I could not accept your opinions.

  • [Ko-hang] is the same as [Ko] therefore Ko should not be moved from current status. If you are not agreed, I ask to see the Rodong Sinmun. I want to ask one more for you: Are there any people for teaching Ko-kore for Learning of Korean? As you can easily find out in Duolingo, No. Even North Korean and Koreans in China, Russia, and Kazakhstan do not use Ko-kore as for the writing nowadays. Therefore,
  • Yes [Ko-kore] for Korean with Hanja.
  • Nay [Ko-hani] for Korean with Hanja, because Modern Korean could not be expressed with Han characters only (except if you want to save out the Gugeyol, which is not accepted in Language Committee). If you are thinking about the writing Chinese in Korean way, You rather have to contribute to the Classical Chinese Wikipedia.
Ellif (talk)08:59, 23 October 2020

You're alone... By IETF's definition in the IANA database for BCP47, [ko]=[ko-Kore]:

%%
Type: language
Subtag: ko
Description: Korean
Added: 2005-10-16
Suppress-Script: Kore

[ko-Hang] is therefore a subset of [ko]=[ko-Kore]

And under the ISO 15924 standard, [ko-Kore] is perfectly defined as Korean in the [Kore] script mix, perfectly defined by ISO 15924 as all scripts used for Korean, past or present, which include Hangul+Hanjas.

The problem you have is the mapping [ko]=[ko-Kore], while you want [ko-Hang]. But this is not what is in the IANA database and the BCP 47 standard (which is also THE standard for all web applications, including HTML, XML, CSS, SVG, and almost all programming languages, as well as almost all I18n libraries used in applications that are not restricted to just some ISO 639 part).
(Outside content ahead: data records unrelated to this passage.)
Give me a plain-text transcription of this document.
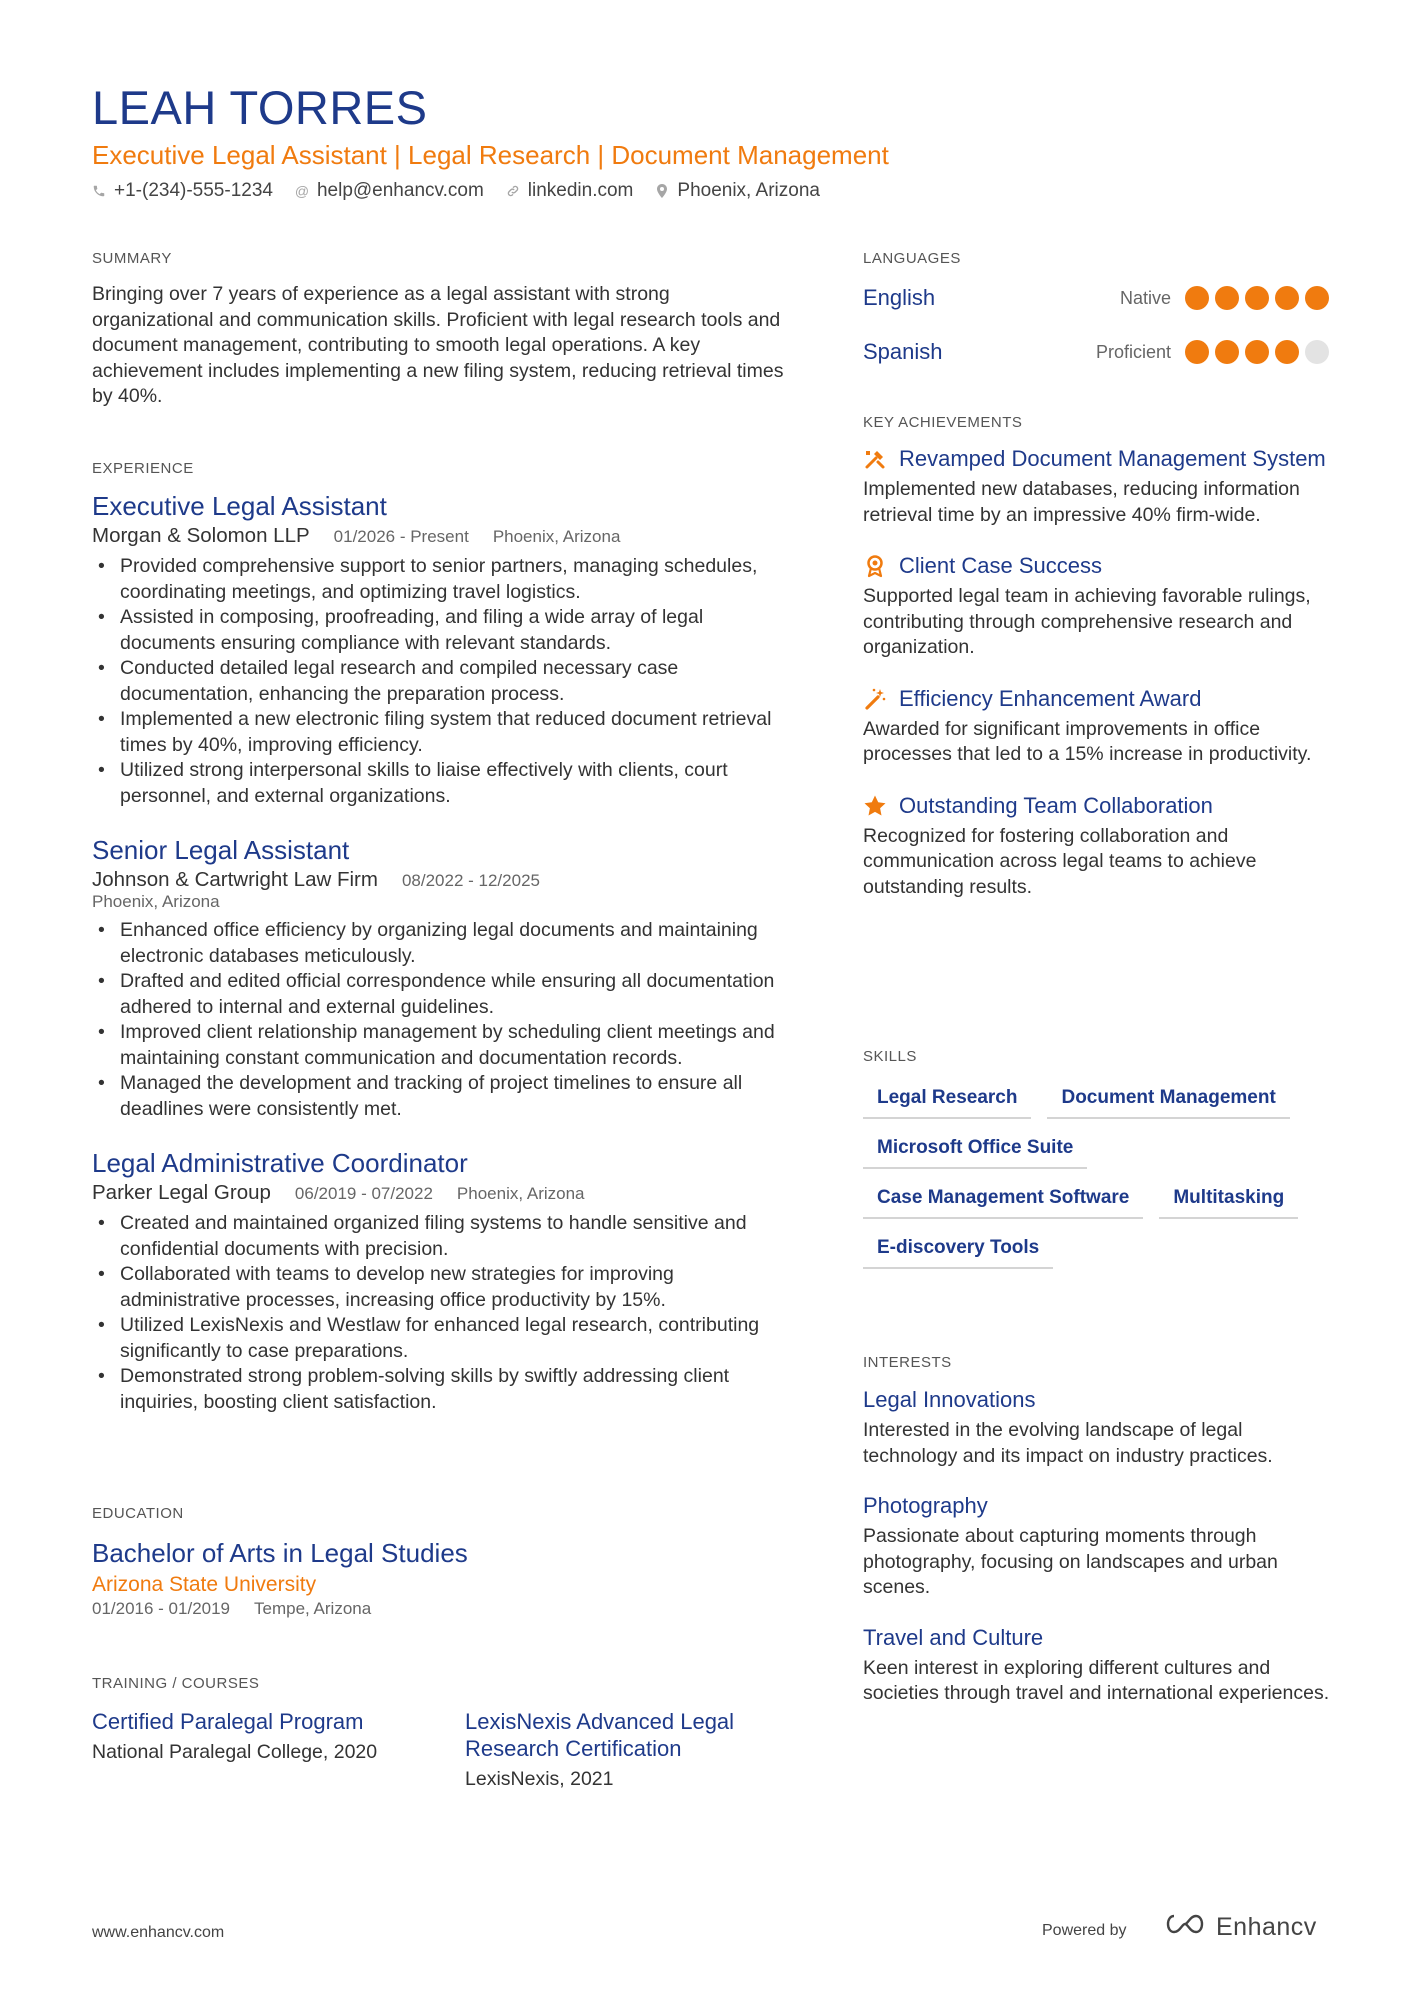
LEAH TORRES
Executive Legal Assistant | Legal Research | Document Management
+1-(234)-555-1234 @ help@enhancv.com linkedin.com Phoenix, Arizona
SUMMARY
Bringing over 7 years of experience as a legal assistant with strong organizational and communication skills. Proficient with legal research tools and document management, contributing to smooth legal operations. A key achievement includes implementing a new filing system, reducing retrieval times by 40%.
EXPERIENCE
Executive Legal Assistant
Morgan & Solomon LLP 01/2026 - Present Phoenix, Arizona
• Provided comprehensive support to senior partners, managing schedules, coordinating meetings, and optimizing travel logistics.
• Assisted in composing, proofreading, and filing a wide array of legal documents ensuring compliance with relevant standards.
• Conducted detailed legal research and compiled necessary case documentation, enhancing the preparation process.
• Implemented a new electronic filing system that reduced document retrieval times by 40%, improving efficiency.
• Utilized strong interpersonal skills to liaise effectively with clients, court personnel, and external organizations.
Senior Legal Assistant
Johnson & Cartwright Law Firm 08/2022 - 12/2025
Phoenix, Arizona
• Enhanced office efficiency by organizing legal documents and maintaining electronic databases meticulously.
• Drafted and edited official correspondence while ensuring all documentation adhered to internal and external guidelines.
• Improved client relationship management by scheduling client meetings and maintaining constant communication and documentation records.
• Managed the development and tracking of project timelines to ensure all deadlines were consistently met.
Legal Administrative Coordinator
Parker Legal Group 06/2019 - 07/2022 Phoenix, Arizona
• Created and maintained organized filing systems to handle sensitive and confidential documents with precision.
• Collaborated with teams to develop new strategies for improving administrative processes, increasing office productivity by 15%.
• Utilized LexisNexis and Westlaw for enhanced legal research, contributing significantly to case preparations.
• Demonstrated strong problem-solving skills by swiftly addressing client inquiries, boosting client satisfaction.
EDUCATION
Bachelor of Arts in Legal Studies
Arizona State University
01/2016 - 01/2019 Tempe, Arizona
TRAINING / COURSES
Certified Paralegal Program
National Paralegal College, 2020
LexisNexis Advanced Legal Research Certification
LexisNexis, 2021
LANGUAGES
English	Native
Spanish	Proficient
KEY ACHIEVEMENTS
Revamped Document Management System
Implemented new databases, reducing information retrieval time by an impressive 40% firm-wide.
Client Case Success
Supported legal team in achieving favorable rulings, contributing through comprehensive research and organization.
Efficiency Enhancement Award
Awarded for significant improvements in office processes that led to a 15% increase in productivity.
Outstanding Team Collaboration
Recognized for fostering collaboration and communication across legal teams to achieve outstanding results.
SKILLS
Legal Research	Document Management
Microsoft Office Suite
Case Management Software	Multitasking
E-discovery Tools
INTERESTS
Legal Innovations
Interested in the evolving landscape of legal technology and its impact on industry practices.
Photography
Passionate about capturing moments through photography, focusing on landscapes and urban scenes.
Travel and Culture
Keen interest in exploring different cultures and societies through travel and international experiences.
www.enhancv.com	Powered by	Enhancv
The situation is exactly the same for Korean as it is for Japanese [ja]=[ja-Jpan]: here also modern Japanese can no longer be written only with Kanjis. But this "only" is not relevant for saying that modern Japanese is [ja-HrKt] (though it is possible to make some approximation to it to drop Kanjis for some limited usages). As well modern Korean is a mix which may be written using Hangul "only", but there's no such restriction enforced, except for some limites usage, like in the South Korean government official documents). Koreans can legally use Hanjas as they want, and they do (including the South Korean governement, otherwise it would not even be an active member of the joint IRG working group for encoding sinographic scripts in Unicode/ISO/IEC 10646).
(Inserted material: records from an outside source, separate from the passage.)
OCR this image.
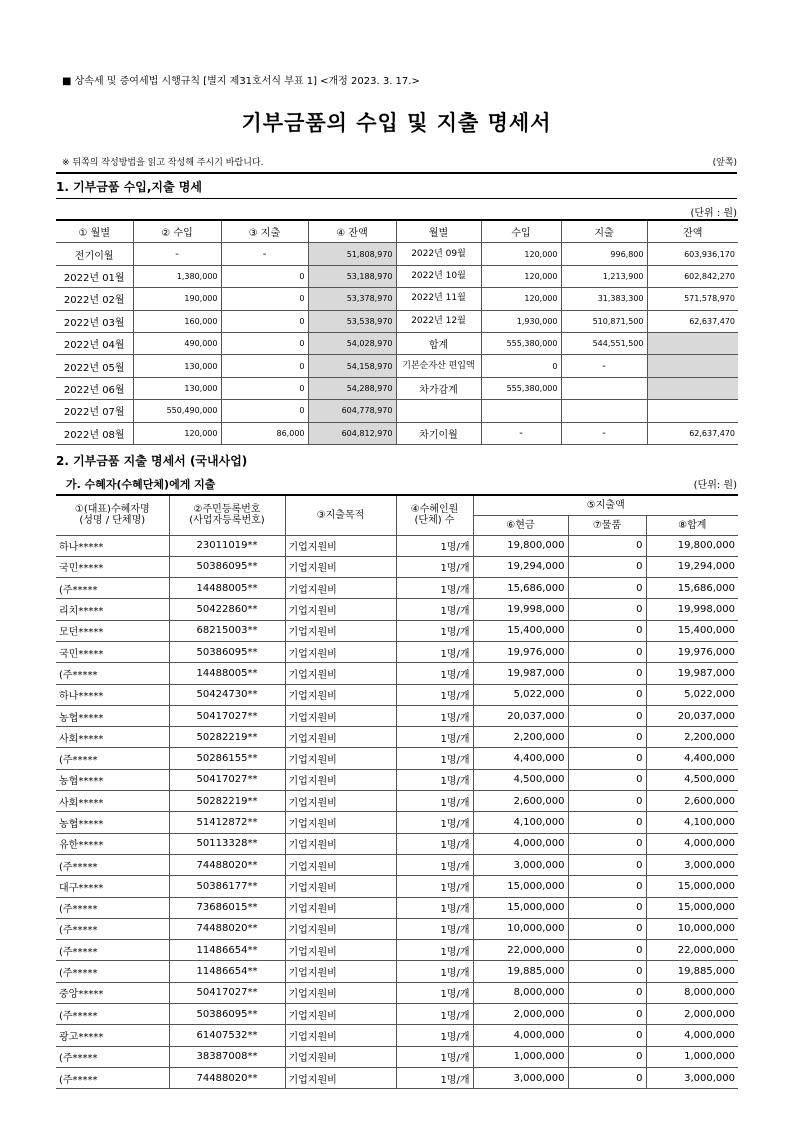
■ 상속세 및 증여세법 시행규칙 [별지 제31호서식 부표 1] <개정 2023. 3. 17.>
기부금품의 수입 및 지출 명세서
※ 뒤쪽의 작성방법을 읽고 작성해 주시기 바랍니다.	(앞쪽)
1. 기부금품 수입,지출 명세
(단위 : 원)
① 월별	② 수입	③ 지출	④ 잔액	월별	수입	지출	잔액
전기이월	-	-	51,808,970	2022년 09월	120,000	996,800	603,936,170
2022년 01월	1,380,000	0	53,188,970	2022년 10월	120,000	1,213,900	602,842,270
2022년 02월	190,000	0	53,378,970	2022년 11월	120,000	31,383,300	571,578,970
2022년 03월	160,000	0	53,538,970	2022년 12월	1,930,000	510,871,500	62,637,470
2022년 04월	490,000	0	54,028,970	합계	555,380,000	544,551,500	
2022년 05월	130,000	0	54,158,970	기본순자산 편입액	0	-	
2022년 06월	130,000	0	54,288,970	차가감계	555,380,000		
2022년 07월	550,490,000	0	604,778,970				
2022년 08월	120,000	86,000	604,812,970	차기이월	-	-	62,637,470
2. 기부금품 지출 명세서 (국내사업)
가. 수혜자(수혜단체)에게 지출	(단위: 원)
①(대표)수혜자명
(성명 / 단체명)	②주민등록번호
(사업자등록번호)	③지출목적	④수혜인원
(단체) 수	⑤지출액		
				⑥현금	⑦물품	⑧합계
하나*****	23011019**	기업지원비	1명/개	19,800,000	0	19,800,000
국민*****	50386095**	기업지원비	1명/개	19,294,000	0	19,294,000
(주*****	14488005**	기업지원비	1명/개	15,686,000	0	15,686,000
리치*****	50422860**	기업지원비	1명/개	19,998,000	0	19,998,000
모던*****	68215003**	기업지원비	1명/개	15,400,000	0	15,400,000
국민*****	50386095**	기업지원비	1명/개	19,976,000	0	19,976,000
(주*****	14488005**	기업지원비	1명/개	19,987,000	0	19,987,000
하나*****	50424730**	기업지원비	1명/개	5,022,000	0	5,022,000
농협*****	50417027**	기업지원비	1명/개	20,037,000	0	20,037,000
사회*****	50282219**	기업지원비	1명/개	2,200,000	0	2,200,000
(주*****	50286155**	기업지원비	1명/개	4,400,000	0	4,400,000
농협*****	50417027**	기업지원비	1명/개	4,500,000	0	4,500,000
사회*****	50282219**	기업지원비	1명/개	2,600,000	0	2,600,000
농협*****	51412872**	기업지원비	1명/개	4,100,000	0	4,100,000
유한*****	50113328**	기업지원비	1명/개	4,000,000	0	4,000,000
(주*****	74488020**	기업지원비	1명/개	3,000,000	0	3,000,000
대구*****	50386177**	기업지원비	1명/개	15,000,000	0	15,000,000
(주*****	73686015**	기업지원비	1명/개	15,000,000	0	15,000,000
(주*****	74488020**	기업지원비	1명/개	10,000,000	0	10,000,000
(주*****	11486654**	기업지원비	1명/개	22,000,000	0	22,000,000
(주*****	11486654**	기업지원비	1명/개	19,885,000	0	19,885,000
중앙*****	50417027**	기업지원비	1명/개	8,000,000	0	8,000,000
(주*****	50386095**	기업지원비	1명/개	2,000,000	0	2,000,000
광고*****	61407532**	기업지원비	1명/개	4,000,000	0	4,000,000
(주*****	38387008**	기업지원비	1명/개	1,000,000	0	1,000,000
(주*****	74488020**	기업지원비	1명/개	3,000,000	0	3,000,000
And Korean [ko] is not limited to just its current modern form, it's an umbrella for all variants including historic forms, and variants used in North Korea, and cultural variants that are still living today: Hanjas are not dead.

Verdy p (talk)16:42, 23 October 2020

So, If you have seen any of the ‘Living articles’ in the Korean Wikimedia projects, please notify me, which Actually does not exist.